Laut Prospekt unterstellt der Initiator für 2009 und 2010 keine Einnahmen aus den Containerschiff- und Massengutfrachterbeteiligungen. In puncto Anschlusscharter geht der Anbieter konservativ erst ab 2012 von der zehnjährigen Durchschnittsrate per 2009 im jeweiligen Schiffssegment und in der jeweiligen Größenklasse aus. Tritt dieser Fall ein, können sogar mehr als die prognostizierten 7,5 Prozent pro Jahr an Anleger ausgezahlt werden. Ein pessimistischeres Szenario nimmt einen Abschlag des Anschlusscharterratenniveaus von 26,5 Prozent vor. Selbst in diesem Fall bekämen Anleger noch ihr eingesetztes Kapital zurück. Ein weiterer Sicherheitspuffer ist die hohe Entschuldungsquote, vor allem bei den Containerschiffbeteiligungen. Von diesem Polster profitieren Zweitmarktanleger, falls die Gebrauchtbeteiligungen doch noch in den Abwärtsstrudel des Erstmarkts geraten sollten.
Die Wahrscheinlichkeit, dass der Schuldenstand den Wert des Schiffs übersteigt und Banken – wie derzeit im Erstmarkt üblich – von Anlegern zusätzliches Kapital fordern, ist aber gering. „Selbst bei den Tankern unseres Portfolios, die im Vergleich zu anderen Segmenten später entschuldet sein werden, kommen wir nicht ansatzweise in die Gefahr, dass eine Loan-to- Value-Klausel greift“, meint Marc Drießen. Insgesamt hat der Initiator bisher Anteile aus zweiter Hand mit einer Zielrendite von deutlich über zehn Prozent eingekauft und somit das Prospektziel übertroffen.

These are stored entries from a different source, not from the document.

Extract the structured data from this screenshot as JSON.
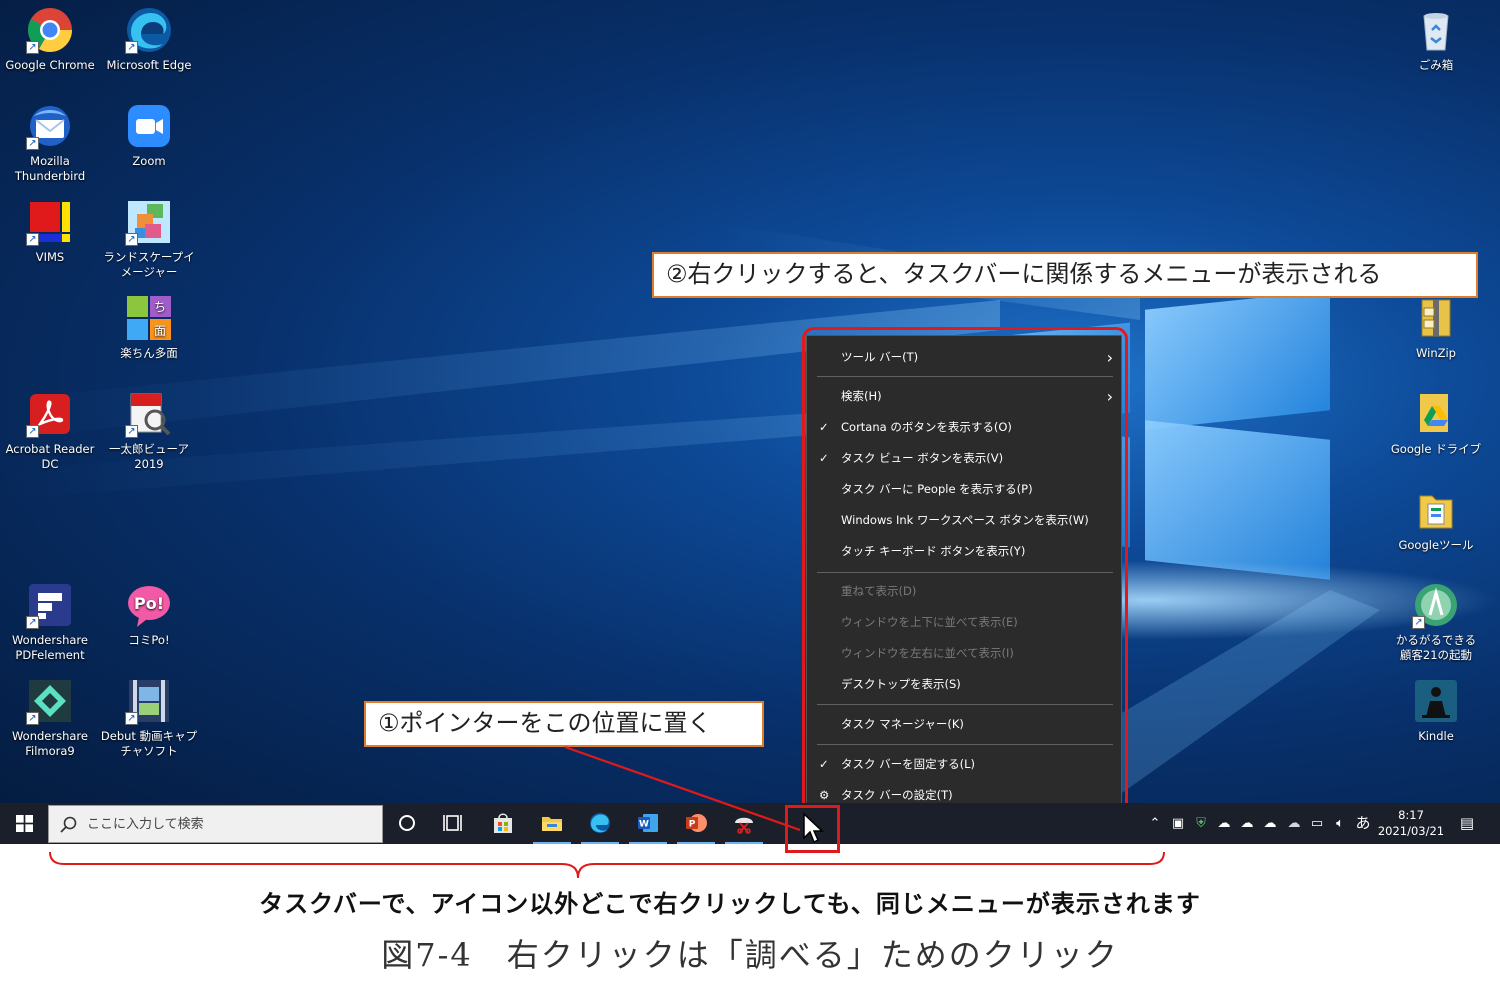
{
  "desktop": {
    "icons_left": [
      {
        "label": "Google Chrome",
        "icon": "chrome-icon"
      },
      {
        "label": "Microsoft Edge",
        "icon": "edge-icon"
      },
      {
        "label": "Mozilla Thunderbird",
        "icon": "thunderbird-icon"
      },
      {
        "label": "Zoom",
        "icon": "zoom-icon"
      },
      {
        "label": "VIMS",
        "icon": "vims-icon"
      },
      {
        "label": "ランドスケープイメージャー",
        "icon": "landscape-imager-icon"
      },
      {
        "label": "楽ちん多面",
        "icon": "rakuchin-tamen-icon"
      },
      {
        "label": "Acrobat Reader DC",
        "icon": "acrobat-icon"
      },
      {
        "label": "一太郎ビューア2019",
        "icon": "ichitaro-viewer-icon"
      },
      {
        "label": "Wondershare PDFelement",
        "icon": "pdfelement-icon"
      },
      {
        "label": "コミPo!",
        "icon": "comipo-icon"
      },
      {
        "label": "Wondershare Filmora9",
        "icon": "filmora-icon"
      },
      {
        "label": "Debut 動画キャプチャソフト",
        "icon": "debut-icon"
      }
    ],
    "icons_right": [
      {
        "label": "ごみ箱",
        "icon": "recycle-bin-icon"
      },
      {
        "label": "WinZip",
        "icon": "winzip-icon"
      },
      {
        "label": "Google ドライブ",
        "icon": "google-drive-icon"
      },
      {
        "label": "Googleツール",
        "icon": "google-tools-icon"
      },
      {
        "label": "かるがるできる顧客21の起動",
        "icon": "karugaru-icon"
      },
      {
        "label": "Kindle",
        "icon": "kindle-icon"
      }
    ]
  },
  "callouts": {
    "menu_note": "②右クリックすると、タスクバーに関係するメニューが表示される",
    "pointer_note": "①ポインターをこの位置に置く"
  },
  "context_menu": {
    "items": [
      {
        "label": "ツール バー(T)",
        "checked": false,
        "disabled": false,
        "submenu": true
      },
      {
        "label": "検索(H)",
        "checked": false,
        "disabled": false,
        "submenu": true
      },
      {
        "label": "Cortana のボタンを表示する(O)",
        "checked": true,
        "disabled": false
      },
      {
        "label": "タスク ビュー ボタンを表示(V)",
        "checked": true,
        "disabled": false
      },
      {
        "label": "タスク バーに People を表示する(P)",
        "checked": false,
        "disabled": false
      },
      {
        "label": "Windows Ink ワークスペース ボタンを表示(W)",
        "checked": false,
        "disabled": false
      },
      {
        "label": "タッチ キーボード ボタンを表示(Y)",
        "checked": false,
        "disabled": false
      },
      {
        "label": "重ねて表示(D)",
        "checked": false,
        "disabled": true
      },
      {
        "label": "ウィンドウを上下に並べて表示(E)",
        "checked": false,
        "disabled": true
      },
      {
        "label": "ウィンドウを左右に並べて表示(I)",
        "checked": false,
        "disabled": true
      },
      {
        "label": "デスクトップを表示(S)",
        "checked": false,
        "disabled": false
      },
      {
        "label": "タスク マネージャー(K)",
        "checked": false,
        "disabled": false
      },
      {
        "label": "タスク バーを固定する(L)",
        "checked": true,
        "disabled": false
      },
      {
        "label": "タスク バーの設定(T)",
        "checked": false,
        "disabled": false,
        "icon": "gear-icon"
      }
    ]
  },
  "taskbar": {
    "search_placeholder": "ここに入力して検索",
    "pinned": [
      "cortana-icon",
      "task-view-icon",
      "store-icon",
      "file-explorer-icon",
      "edge-icon",
      "word-icon",
      "powerpoint-icon",
      "snipping-icon"
    ],
    "ime": "あ",
    "time": "8:17",
    "date": "2021/03/21"
  },
  "captions": {
    "line1": "タスクバーで、アイコン以外どこで右クリックしても、同じメニューが表示されます",
    "line2": "図7-4　右クリックは「調べる」ためのクリック"
  },
  "colors": {
    "annotation_red": "#e01a1a",
    "callout_border": "#e07b2a",
    "menu_bg": "#2b2b2b",
    "taskbar_bg": "#1b1f29"
  }
}
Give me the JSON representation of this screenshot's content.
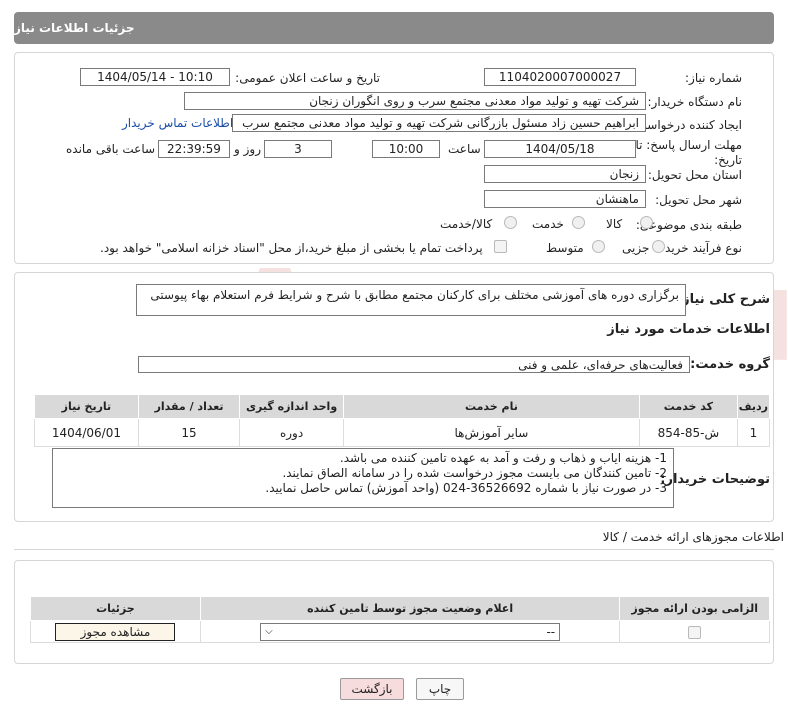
{
  "header": {
    "title": "جزئیات اطلاعات نیاز"
  },
  "form": {
    "need_number_label": "شماره نیاز:",
    "need_number_value": "1104020007000027",
    "announce_label": "تاریخ و ساعت اعلان عمومی:",
    "announce_value": "1404/05/14 - 10:10",
    "buyer_org_label": "نام دستگاه خریدار:",
    "buyer_org_value": "شرکت تهیه و تولید مواد معدنی مجتمع سرب و روی انگوران   زنجان",
    "creator_label": "ایجاد کننده درخواست:",
    "creator_value": "ابراهیم حسین زاد مسئول بازرگانی شرکت تهیه و تولید مواد معدنی مجتمع سرب",
    "buyer_contact_link": "اطلاعات تماس خریدار",
    "deadline_label_1": "مهلت ارسال پاسخ: تا",
    "deadline_label_2": "تاریخ:",
    "deadline_date": "1404/05/18",
    "time_label": "ساعت",
    "deadline_time": "10:00",
    "days_value": "3",
    "days_label": "روز و",
    "remaining_time": "22:39:59",
    "remaining_label": "ساعت باقی مانده",
    "province_label": "استان محل تحویل:",
    "province_value": "زنجان",
    "city_label": "شهر محل تحویل:",
    "city_value": "ماهنشان",
    "category_label": "طبقه بندی موضوعی:",
    "category_options": [
      "کالا",
      "خدمت",
      "کالا/خدمت"
    ],
    "purchase_type_label": "نوع فرآیند خرید :",
    "purchase_type_options": [
      "جزیی",
      "متوسط"
    ],
    "payment_note": "پرداخت تمام یا بخشی از مبلغ خرید،از محل \"اسناد خزانه اسلامی\" خواهد بود."
  },
  "summary": {
    "label": "شرح کلی نیاز:",
    "value": "برگزاری دوره های آموزشی مختلف برای کارکنان مجتمع مطابق با شرح و شرایط فرم استعلام بهاء پیوستی"
  },
  "services": {
    "section_title": "اطلاعات خدمات مورد نیاز",
    "group_label": "گروه خدمت:",
    "group_value": "فعالیت‌های حرفه‌ای، علمی و فنی",
    "columns": [
      "ردیف",
      "کد خدمت",
      "نام خدمت",
      "واحد اندازه گیری",
      "تعداد / مقدار",
      "تاریخ نیاز"
    ],
    "rows": [
      [
        "1",
        "ش-85-854",
        "سایر آموزش‌ها",
        "دوره",
        "15",
        "1404/06/01"
      ]
    ]
  },
  "buyer_notes": {
    "label": "توضیحات خریدار:",
    "lines": [
      "1- هزینه ایاب و ذهاب و رفت و آمد به عهده تامین کننده می باشد.",
      "2- تامین کنندگان می بایست مجوز درخواست شده را در سامانه الصاق نمایند.",
      "3- در صورت نیاز با شماره 36526692-024 (واحد آموزش) تماس حاصل نمایید."
    ]
  },
  "permits": {
    "section_title": "اطلاعات مجوزهای ارائه خدمت / کالا",
    "columns": [
      "الزامی بودن ارائه مجوز",
      "اعلام وضعیت مجوز توسط تامین کننده",
      "جزئیات"
    ],
    "select_value": "--",
    "view_button": "مشاهده مجوز"
  },
  "footer": {
    "print_button": "چاپ",
    "back_button": "بازگشت"
  },
  "watermark": {
    "text": "AriaTender.neT"
  },
  "colors": {
    "header_bg": "#8a8a8a",
    "link": "#1a4ea8",
    "back_button_bg": "#f6dcdc",
    "watermark": "#c0392b"
  }
}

Zum Vergleich: 9,5 Prozent müssen aus erworbenen Beteiligungen kommen, um Anlegern die in Aussicht gestellten durchschnittlichen 7,5 Prozent pro Jahr bezogen auf ihre Einlage bieten zu können. Das liegt im eigenen Interesse des Initiators. Denn erst wenn die Anleger bevorzugt mit 7,5 Prozent bedient sind, bekommt der Anbieter von der darüber liegenden Rendite 25 Prozent. Haben die Anleger neun Prozent erhalten, wird eine weitere Überrendite hälftig aufgeteilt. Nicht nur das ist fair.
Unabhängig vom Erfolg kalkuliert Hesse Newman fürs Management jährlich mit einer Vergütung von 0,4 Prozent des tatsächlich in Zielgesellschaften investierten Kapitals. Da in der Prognose Auszahlungen aus Veräußerungen der Anteile erst zum Laufzeitende 2019 unterstellt werden, ist es wahrscheinlich, dass die Managementgebühr nicht mehr anfällt, wenn es eher zu Rückflussen kommt und somit keine weiteren Investitionen in Zielgesellschaften mehr erfolgen. Unterm Strich ein solides Investment mit großen Chancen.